Their work continues, using the Niflheim cluster to search for other candidates.
While the search for safe fuels continues, batteries are still a critical source for storing energy. Natural energy sources, such as wind and solar, do not always produce when we need to consume the energy. But batteries have a limited life themselves and limited capacity. We need more efficient materials that provide denser energy storage.
Batteries have very complex electrochemistry happening inside. Inside the battery, atoms from the anode want to travel to the cathode, but the electrolyte only allows transport of ions, so the electrons have to travel through the external circuit instead. The electrolyte is essentially straddling a lot of energy between the electrodes. That tends to degrade the interfaces between the electrodes and the electrolyte, causing electrochemical limitations across this interface.
“The reactions and limitations at these interfaces in lithium-ion batteries and how the so-called Solid Electrolyte Interphases work are still a puzzle in the battery community,” explained Professor Tejs Vegge. “The limitations can result in reduced battery life over time and other unwanted characteristics.”

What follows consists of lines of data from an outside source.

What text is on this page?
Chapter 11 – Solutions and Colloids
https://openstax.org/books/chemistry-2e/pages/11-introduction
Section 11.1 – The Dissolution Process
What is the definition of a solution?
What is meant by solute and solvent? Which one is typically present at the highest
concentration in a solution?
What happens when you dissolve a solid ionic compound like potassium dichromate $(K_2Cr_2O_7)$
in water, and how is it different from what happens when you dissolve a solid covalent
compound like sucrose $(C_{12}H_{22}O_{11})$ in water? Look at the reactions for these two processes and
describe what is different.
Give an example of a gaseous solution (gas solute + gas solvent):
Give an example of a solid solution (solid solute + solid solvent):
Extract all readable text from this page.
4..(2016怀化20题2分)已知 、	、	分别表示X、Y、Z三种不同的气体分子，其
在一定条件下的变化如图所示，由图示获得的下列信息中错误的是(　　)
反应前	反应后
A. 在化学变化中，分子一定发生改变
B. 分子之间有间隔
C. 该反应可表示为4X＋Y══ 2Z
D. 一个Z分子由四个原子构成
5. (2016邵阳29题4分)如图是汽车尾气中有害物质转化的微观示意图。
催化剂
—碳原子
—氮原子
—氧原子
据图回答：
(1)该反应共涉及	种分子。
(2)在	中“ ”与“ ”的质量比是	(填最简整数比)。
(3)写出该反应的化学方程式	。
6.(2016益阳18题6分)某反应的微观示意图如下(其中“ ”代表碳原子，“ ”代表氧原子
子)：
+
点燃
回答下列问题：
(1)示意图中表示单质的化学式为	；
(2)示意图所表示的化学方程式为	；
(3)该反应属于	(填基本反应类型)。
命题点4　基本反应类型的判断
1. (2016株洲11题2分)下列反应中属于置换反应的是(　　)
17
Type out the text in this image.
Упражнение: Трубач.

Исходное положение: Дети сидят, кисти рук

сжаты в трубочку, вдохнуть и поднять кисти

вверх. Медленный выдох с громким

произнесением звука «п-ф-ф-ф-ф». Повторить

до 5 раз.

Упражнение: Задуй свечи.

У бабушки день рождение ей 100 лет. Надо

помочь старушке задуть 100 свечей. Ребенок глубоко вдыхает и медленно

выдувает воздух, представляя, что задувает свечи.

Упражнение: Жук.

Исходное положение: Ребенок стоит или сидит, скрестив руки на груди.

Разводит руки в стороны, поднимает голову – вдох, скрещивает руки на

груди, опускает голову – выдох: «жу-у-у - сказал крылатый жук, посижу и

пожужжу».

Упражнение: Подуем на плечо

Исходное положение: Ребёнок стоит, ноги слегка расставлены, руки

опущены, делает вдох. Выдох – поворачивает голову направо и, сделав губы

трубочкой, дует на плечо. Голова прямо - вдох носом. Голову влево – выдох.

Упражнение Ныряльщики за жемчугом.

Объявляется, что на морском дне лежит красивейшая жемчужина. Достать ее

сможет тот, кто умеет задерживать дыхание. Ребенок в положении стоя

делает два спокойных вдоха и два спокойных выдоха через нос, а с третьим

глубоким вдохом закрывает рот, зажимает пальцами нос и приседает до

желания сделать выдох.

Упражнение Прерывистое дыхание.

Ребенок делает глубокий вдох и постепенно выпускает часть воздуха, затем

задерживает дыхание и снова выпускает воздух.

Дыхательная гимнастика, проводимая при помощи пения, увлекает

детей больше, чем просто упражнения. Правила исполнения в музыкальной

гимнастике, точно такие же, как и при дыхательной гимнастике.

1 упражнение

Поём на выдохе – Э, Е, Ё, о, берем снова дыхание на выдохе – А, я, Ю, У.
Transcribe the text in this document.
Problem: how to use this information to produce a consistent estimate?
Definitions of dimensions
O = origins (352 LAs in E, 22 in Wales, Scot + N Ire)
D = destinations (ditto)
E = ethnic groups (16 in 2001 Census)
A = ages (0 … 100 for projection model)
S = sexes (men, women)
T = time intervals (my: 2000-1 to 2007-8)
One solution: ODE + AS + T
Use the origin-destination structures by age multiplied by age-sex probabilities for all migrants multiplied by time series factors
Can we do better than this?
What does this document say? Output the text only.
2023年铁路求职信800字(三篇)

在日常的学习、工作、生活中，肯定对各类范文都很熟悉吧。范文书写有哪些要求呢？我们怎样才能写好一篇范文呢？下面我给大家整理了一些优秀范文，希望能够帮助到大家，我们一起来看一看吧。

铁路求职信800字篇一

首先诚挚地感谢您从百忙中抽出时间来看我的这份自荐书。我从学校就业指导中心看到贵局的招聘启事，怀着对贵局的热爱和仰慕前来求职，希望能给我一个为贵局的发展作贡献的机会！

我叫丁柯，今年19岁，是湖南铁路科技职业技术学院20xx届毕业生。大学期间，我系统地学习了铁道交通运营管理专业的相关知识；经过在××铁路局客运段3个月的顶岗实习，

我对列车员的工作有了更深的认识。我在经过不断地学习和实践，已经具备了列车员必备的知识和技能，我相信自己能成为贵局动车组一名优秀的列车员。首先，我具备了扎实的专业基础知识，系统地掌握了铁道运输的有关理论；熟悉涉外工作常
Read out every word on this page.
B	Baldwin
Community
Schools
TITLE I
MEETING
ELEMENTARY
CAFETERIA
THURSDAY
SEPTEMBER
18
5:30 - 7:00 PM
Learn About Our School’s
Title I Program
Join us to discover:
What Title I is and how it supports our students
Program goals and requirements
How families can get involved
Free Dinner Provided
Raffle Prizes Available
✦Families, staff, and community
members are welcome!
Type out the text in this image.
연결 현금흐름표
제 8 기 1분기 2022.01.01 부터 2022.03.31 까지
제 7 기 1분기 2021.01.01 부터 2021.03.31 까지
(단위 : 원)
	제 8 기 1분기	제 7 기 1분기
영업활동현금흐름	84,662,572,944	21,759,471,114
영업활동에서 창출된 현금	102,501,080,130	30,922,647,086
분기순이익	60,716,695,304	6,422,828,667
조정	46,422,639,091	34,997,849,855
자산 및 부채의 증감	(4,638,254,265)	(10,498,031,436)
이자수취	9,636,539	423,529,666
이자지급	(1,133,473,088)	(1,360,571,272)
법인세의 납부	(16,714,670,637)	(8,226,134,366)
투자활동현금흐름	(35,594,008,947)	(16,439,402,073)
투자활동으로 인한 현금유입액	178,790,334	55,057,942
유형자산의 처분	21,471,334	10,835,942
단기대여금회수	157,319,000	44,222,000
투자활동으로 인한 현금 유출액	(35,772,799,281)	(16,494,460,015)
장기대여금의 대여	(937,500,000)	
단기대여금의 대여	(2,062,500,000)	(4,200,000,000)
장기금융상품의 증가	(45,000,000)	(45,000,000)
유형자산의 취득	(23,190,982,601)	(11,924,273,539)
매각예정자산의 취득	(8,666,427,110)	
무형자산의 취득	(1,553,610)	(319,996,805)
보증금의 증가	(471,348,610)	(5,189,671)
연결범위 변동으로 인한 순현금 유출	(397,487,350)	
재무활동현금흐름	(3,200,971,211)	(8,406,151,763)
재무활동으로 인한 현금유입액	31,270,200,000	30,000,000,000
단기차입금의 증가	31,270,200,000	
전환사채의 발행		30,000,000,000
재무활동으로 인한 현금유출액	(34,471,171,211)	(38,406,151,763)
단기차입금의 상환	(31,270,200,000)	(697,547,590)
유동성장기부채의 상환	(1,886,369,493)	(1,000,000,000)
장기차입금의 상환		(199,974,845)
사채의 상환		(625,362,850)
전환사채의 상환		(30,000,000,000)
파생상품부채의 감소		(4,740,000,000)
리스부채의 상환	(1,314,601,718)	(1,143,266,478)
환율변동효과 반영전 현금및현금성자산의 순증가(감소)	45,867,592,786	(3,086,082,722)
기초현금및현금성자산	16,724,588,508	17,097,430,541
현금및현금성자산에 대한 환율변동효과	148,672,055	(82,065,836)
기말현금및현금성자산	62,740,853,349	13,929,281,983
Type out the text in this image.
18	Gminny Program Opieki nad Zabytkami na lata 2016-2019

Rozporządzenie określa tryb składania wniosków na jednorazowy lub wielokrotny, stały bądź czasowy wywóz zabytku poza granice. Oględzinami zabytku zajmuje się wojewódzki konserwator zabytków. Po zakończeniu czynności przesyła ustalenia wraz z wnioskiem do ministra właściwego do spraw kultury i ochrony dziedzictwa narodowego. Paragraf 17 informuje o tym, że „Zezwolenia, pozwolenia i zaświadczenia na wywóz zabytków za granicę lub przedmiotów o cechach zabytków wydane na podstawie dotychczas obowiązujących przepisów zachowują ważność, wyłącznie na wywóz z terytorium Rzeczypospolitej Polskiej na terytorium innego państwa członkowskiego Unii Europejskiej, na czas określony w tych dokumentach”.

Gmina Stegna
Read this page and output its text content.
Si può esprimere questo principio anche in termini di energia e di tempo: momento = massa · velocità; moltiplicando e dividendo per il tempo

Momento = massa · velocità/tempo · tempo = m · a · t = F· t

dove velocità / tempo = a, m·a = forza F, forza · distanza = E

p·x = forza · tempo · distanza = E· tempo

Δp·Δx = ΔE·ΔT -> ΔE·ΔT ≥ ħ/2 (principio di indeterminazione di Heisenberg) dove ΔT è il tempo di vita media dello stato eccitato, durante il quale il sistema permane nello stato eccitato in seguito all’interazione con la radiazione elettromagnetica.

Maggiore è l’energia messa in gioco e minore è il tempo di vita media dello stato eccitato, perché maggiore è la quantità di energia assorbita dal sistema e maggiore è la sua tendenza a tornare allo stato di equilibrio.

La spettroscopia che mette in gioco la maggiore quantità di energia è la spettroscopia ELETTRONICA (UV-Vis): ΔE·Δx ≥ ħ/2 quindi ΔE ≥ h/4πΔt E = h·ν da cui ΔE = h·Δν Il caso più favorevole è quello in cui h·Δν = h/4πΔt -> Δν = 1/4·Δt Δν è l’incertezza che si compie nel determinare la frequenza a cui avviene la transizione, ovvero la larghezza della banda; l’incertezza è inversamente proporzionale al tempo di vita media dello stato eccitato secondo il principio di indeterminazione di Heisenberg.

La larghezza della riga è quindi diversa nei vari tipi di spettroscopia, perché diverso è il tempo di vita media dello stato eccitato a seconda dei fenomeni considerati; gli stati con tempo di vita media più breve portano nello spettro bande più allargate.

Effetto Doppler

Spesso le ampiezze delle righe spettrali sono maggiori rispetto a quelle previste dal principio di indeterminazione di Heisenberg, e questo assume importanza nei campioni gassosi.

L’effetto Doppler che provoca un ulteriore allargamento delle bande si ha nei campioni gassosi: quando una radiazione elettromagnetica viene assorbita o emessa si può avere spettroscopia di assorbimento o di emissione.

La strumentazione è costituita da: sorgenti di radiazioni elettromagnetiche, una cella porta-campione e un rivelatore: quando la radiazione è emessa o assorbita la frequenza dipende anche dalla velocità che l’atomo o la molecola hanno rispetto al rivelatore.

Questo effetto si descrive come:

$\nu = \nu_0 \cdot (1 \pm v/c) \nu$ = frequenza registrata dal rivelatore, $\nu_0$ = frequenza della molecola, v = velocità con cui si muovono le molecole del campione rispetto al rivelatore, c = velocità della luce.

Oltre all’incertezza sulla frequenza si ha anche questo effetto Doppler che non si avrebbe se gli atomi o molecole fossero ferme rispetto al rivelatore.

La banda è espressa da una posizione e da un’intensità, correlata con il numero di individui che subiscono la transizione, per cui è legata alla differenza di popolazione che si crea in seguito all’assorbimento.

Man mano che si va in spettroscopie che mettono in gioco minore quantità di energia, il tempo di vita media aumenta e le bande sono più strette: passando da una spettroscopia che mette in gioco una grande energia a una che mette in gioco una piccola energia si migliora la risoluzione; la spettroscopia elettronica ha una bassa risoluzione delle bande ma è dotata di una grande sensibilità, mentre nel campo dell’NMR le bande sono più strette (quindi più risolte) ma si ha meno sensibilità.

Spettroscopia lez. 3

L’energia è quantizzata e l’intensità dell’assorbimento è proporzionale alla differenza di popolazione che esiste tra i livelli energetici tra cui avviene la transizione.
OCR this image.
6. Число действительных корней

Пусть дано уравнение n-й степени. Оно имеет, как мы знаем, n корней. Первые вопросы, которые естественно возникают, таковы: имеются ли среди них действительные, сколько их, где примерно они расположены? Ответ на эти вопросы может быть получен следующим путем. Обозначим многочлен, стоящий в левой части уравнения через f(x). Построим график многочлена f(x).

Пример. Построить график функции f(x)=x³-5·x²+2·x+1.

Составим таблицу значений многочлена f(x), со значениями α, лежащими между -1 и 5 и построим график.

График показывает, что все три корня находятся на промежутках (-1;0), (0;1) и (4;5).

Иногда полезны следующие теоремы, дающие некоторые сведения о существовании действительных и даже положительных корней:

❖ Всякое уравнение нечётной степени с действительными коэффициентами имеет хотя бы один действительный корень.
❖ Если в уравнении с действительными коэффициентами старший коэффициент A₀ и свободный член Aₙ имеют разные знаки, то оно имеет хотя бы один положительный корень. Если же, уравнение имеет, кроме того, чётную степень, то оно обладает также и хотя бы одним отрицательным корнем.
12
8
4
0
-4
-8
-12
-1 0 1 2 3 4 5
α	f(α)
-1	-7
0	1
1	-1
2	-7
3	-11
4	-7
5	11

Adding to the complexity is that chemical reactions and limitations are different for each type of battery.
“In designing next-generation and next-next-generation batteries, like metal-oxygen and metal-sulfur cells, the interfacial reactions and limitations are completely different. We’re using the supercomputer to identify these rate-limiting steps and the reactions that take place at these interfaces. Once we know what the fundamental limitations are, we can start to do inverse design of the materials to circumvent these reactions. We can improve the efficiency and durability of the batteries.”
The challenge Professor Vegge’s team has with modeling these reactions is with the time scales of the reactions and the size of their supercomputer.
“Modeling the dynamics at these interfaces requires time-steps in the simulation on the order of femtoseconds,” added Professor Vegge. A femtosecond is 10−15 or 1/1,000,000,000,000,000 of a second. “The design of the materials might be for a ten-year battery life. Full quantum chemical calculations over a ten-year life cycle for several molecular reactions of atoms would take an enormous amount of computing power.”
Or billions of years of waiting with a smaller supercomputer.
“We’re consistently pushing the time and length scales with our computing cluster to help us understand what is happening at these interfaces. And, with this system, we are doing much more than we could before with an older machine.”
One interesting area Vegge is working on is developing a disordered material for use as an electrode in lithium-ion batteries, using artificial intelligence/machine learning on the Niflheim cluster.
“Computational predictions for disordered materials for battery applications in the past was too complicated, because we need to understand how the disorder influences the lithium transport and the stability of the electrode. We didn’t have the methods and resources to do that before. But now we’re doing quantum chemical calculations on large, complex systems—so called transition metal oxy fluorides—and achieving high quality predictions. Then we can train much simpler models to make faster, accurate predictions that give us structural information about the electrode as we pull lithium in and out. That’s an amazing tool that we simply couldn’t have dreamt of a few years ago,” concluded Professor Vegge.
The race to save the planet through searches for safer fuels, catalytic materials, and batteries involves hundreds of scientists across the globe. Work at DTU progresses in collaboration with many other groups, leveraging DTU’s scientific expertise in material research using computational physics on the Niflheim cluster.